At her confirmation hearing to become secretary of state in January 2009, Hillary Clinton faced bipartisan conerns about foreign donors to the Clinton Foundation and the potential sway they could have over her in office.
At one tongue-in-cheek moment, Clinton said her career in public service is "hardly free of conflict" and she had "no illusions about the fact that no matter what we do there will be those who will raise conflicts."
"But I can absolutely guarantee you that I will keep a very close look on how this is being implemented," she said. "I will certainly do everything in my power to make sure that the good work of the foundation continues without there being any untoward effects on me and my service and be very conscious of any questions that are raised."
Clinton and the Obama administration signed a memorandum of understanding agreeing to reveal Clinton Foundation contributors each year.
"The foundation and the president-elect decided to go beyond what the law and the ethics rules call for to address even the appearance of conflict, and that is why they signed a memorandum of understanding, which outlines the voluntary steps that the foundation is taking to address potential concerns that might come up down the road," she said. "The memorandum of understanding is, as you know, public and the president-elect and the foundation and I have all worked to be very transparent."
Clinton added later: "I do believe that the agreement provides the kind of transparency under the memorandum of understanding, foreign government pledges will be submitted to the State Department for review. I don't know who will be giving money."
As it stands, the Clinton Foundation failed to disclose at least 1,100 of its donors, violating that memorandum of understanding with the Obama administration.

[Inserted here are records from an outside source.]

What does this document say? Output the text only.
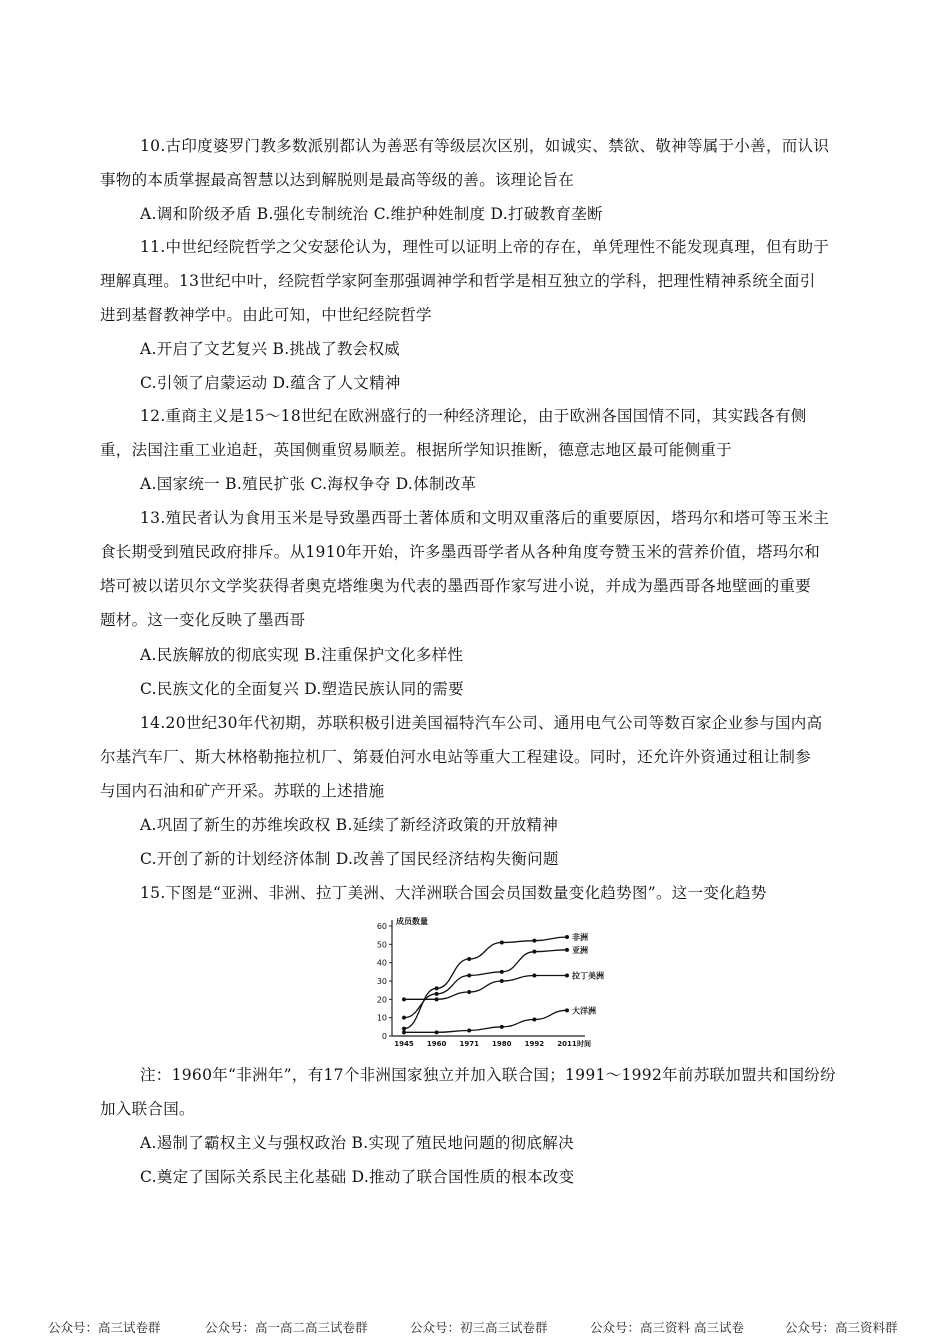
10.古印度婆罗门教多数派别都认为善恶有等级层次区别，如诚实、禁欲、敬神等属于小善，而认识
事物的本质掌握最高智慧以达到解脱则是最高等级的善。该理论旨在
A.调和阶级矛盾 B.强化专制统治 C.维护种姓制度 D.打破教育垄断
11.中世纪经院哲学之父安瑟伦认为，理性可以证明上帝的存在，单凭理性不能发现真理，但有助于
理解真理。13世纪中叶，经院哲学家阿奎那强调神学和哲学是相互独立的学科，把理性精神系统全面引
进到基督教神学中。由此可知，中世纪经院哲学
A.开启了文艺复兴 B.挑战了教会权威
C.引领了启蒙运动 D.蕴含了人文精神
12.重商主义是15～18世纪在欧洲盛行的一种经济理论，由于欧洲各国国情不同，其实践各有侧
重，法国注重工业追赶，英国侧重贸易顺差。根据所学知识推断，德意志地区最可能侧重于
A.国家统一 B.殖民扩张 C.海权争夺 D.体制改革
13.殖民者认为食用玉米是导致墨西哥土著体质和文明双重落后的重要原因，塔玛尔和塔可等玉米主
食长期受到殖民政府排斥。从1910年开始，许多墨西哥学者从各种角度夸赞玉米的营养价值，塔玛尔和
塔可被以诺贝尔文学奖获得者奥克塔维奥为代表的墨西哥作家写进小说，并成为墨西哥各地壁画的重要
题材。这一变化反映了墨西哥
A.民族解放的彻底实现 B.注重保护文化多样性
C.民族文化的全面复兴 D.塑造民族认同的需要
14.20世纪30年代初期，苏联积极引进美国福特汽车公司、通用电气公司等数百家企业参与国内高
尔基汽车厂、斯大林格勒拖拉机厂、第聂伯河水电站等重大工程建设。同时，还允许外资通过租让制参
与国内石油和矿产开采。苏联的上述措施
A.巩固了新生的苏维埃政权 B.延续了新经济政策的开放精神
C.开创了新的计划经济体制 D.改善了国民经济结构失衡问题
15.下图是“亚洲、非洲、拉丁美洲、大洋洲联合国会员国数量变化趋势图”。这一变化趋势
0
10
20
30
40
50
60
成员数量
1945 1960 1971 1980 1992 2011 时间
非洲
亚洲
拉丁美洲
大洋洲
注：1960年“非洲年”，有17个非洲国家独立并加入联合国；1991～1992年前苏联加盟共和国纷纷
加入联合国。
A.遏制了霸权主义与强权政治 B.实现了殖民地问题的彻底解决
C.奠定了国际关系民主化基础 D.推动了联合国性质的根本改变
公众号：高三试卷群	公众号：高一高二高三试卷群	公众号：初三高三试卷群	公众号：高三资料 高三试卷	公众号：高三资料群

Clinton faces accusations of pay-for-play on several fronts, including a report of millions of Russian dollars going to the foundation while Clinton's State Department approved a deal that eventually put uranium in the control of a Russian-backed company. This led the New York Times editorial board to write her presidential campaign is already "overshadowed by questions about the interplay of politics and wealthy foreign donors who support the Clinton Foundation."
In response to a question about further openness vis-a-vis donors to the Clinton Foundation's "Clinton Global Initiative" from Sen. David Vitter (R., La.), Clinton said that "transparency and disclosure" on all these matters were extremely important.
"This is an agreement that has been worked out between all of the parties and the fact is that the concerns that were raised in the discussions between the foundation and the president-elect's team were thoroughly discussed and they believe, and I agree, that the transparency and disclosure that is needed, which, as you said yourself, it goes beyond any kind of legal or ethical consideration," she said.
Clinton went on to say that the foundation had created "confidence" with donors that an "extremely low percentage" of their money "goes to any overhead."
"It has a very transparent way that it uses the money," she said. "We're very persuasive to the transition team that we had to work out something to keep the foundation in business while I did what I needed to do to be as transparent as possible."
However, a report by The Federalist revealed that between and 2009 and 2012, only 15 percent of the Foundation's expenditures went to charitable work. In 2013, it was around 10 percent.